Palouse Falls, Washington

In my last post I included video link to of a kyaker going over Palouse falls in a kayak.(definitely worth seeing)  After careful consideration I decided not to pursue that activity.  My kayak was safely left at home. I, however pursued other outlandish activities including rock climbing and playing tourist with the camera, in pursuit of the perfect picture.  These are what I came up with.
Several required taking several shots before I could stop shaking...

Palouse Falls as seen from the view point

 At the end of the last Ice Age the Palouse River used to flow into the Pasco Basin of South Central Washington State. At this time the ice dam on the Clark Fork River broke open repeatedly over the course of a 2,000 year period causing millions of tons of water to fan out over the south central and western part of Washington.  It also flooded the Palouse River and caused it to overflow and head south to Snake River.

Calm water seen on the left before plunging into the Palouse Gorge

Palouse Falls as seen from the north edge.  Not for the faint of heart!

 The force of the rushing water created three deep ravines on the side of Snake River Canyon.  There were three waterfalls spilling from each of these coulees but over time they receded and now the only one left is Palouse Falls.  That is why there is a waterfall in the middle of the desert.

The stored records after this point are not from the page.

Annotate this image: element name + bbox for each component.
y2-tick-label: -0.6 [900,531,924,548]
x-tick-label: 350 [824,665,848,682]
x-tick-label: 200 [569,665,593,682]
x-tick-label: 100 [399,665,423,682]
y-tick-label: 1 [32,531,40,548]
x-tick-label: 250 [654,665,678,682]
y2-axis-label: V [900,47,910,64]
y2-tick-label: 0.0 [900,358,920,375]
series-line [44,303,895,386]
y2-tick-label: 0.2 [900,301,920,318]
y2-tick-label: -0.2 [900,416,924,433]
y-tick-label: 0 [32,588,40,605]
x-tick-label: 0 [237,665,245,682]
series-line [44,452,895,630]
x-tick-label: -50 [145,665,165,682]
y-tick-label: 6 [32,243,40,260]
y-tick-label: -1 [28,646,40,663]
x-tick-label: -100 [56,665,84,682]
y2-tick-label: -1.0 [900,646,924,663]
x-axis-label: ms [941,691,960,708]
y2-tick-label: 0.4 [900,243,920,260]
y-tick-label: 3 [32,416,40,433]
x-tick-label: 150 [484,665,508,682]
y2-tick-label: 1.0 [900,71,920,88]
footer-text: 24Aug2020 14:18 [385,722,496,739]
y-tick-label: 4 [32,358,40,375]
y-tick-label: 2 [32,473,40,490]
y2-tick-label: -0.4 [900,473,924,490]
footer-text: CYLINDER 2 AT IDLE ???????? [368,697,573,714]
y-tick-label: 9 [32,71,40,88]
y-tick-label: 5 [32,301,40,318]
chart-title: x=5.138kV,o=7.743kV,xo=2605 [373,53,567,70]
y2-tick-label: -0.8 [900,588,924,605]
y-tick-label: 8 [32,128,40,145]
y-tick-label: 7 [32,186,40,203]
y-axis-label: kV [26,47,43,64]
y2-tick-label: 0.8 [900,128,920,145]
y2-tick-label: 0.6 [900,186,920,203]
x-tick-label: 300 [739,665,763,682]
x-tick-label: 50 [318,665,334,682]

View of the Palouse Canyon

Marmotts sunning by the falls

Upper Palouse Falls
There is a lot of history attached to the falls and the area around them. The falls used to be called ‘Aputapat Falls’ but were renamed in honor of the Palouse Indians who once lived in the area.  They have a legend surrounding the creation of the landscape and the falls. According to this legend the land around the area used to be flatter, without falls, without the canyon.  There was just the Palouse River flowing easily into the Snake River. One day four brothers who also happened to be giants were chasing a Big Beaver, another giant creature. The first four brothers were able to spear the Beaver and each time the Beaver was hit he gouged out a canyon wall along the Palouse River with his large claws. The fifth brother hit the Beaver last and the Beaver turned to fight the hunters. During the fight the larger Snake River canyon got gouged out of the ground.  This point is where the Palouse Falls exist. It’s believed that the canyon walls still show marks of the Big Beaver’s claws.

Could these be the Beaver claw marks?


  1. gorgeous, gorgeous! I have been to Palouse Falls a few times but never climbed up where you did. Also haven't seen it at the perfect time of year when the river was full and the surroundings were so green. Lovely

  2. Yikes! Scawy place.

    When I was a kid, one of my friends had an Appalousa horse. I was quite jealous, to say the least. It had a white coat like the falls with black spots and was gorgeous.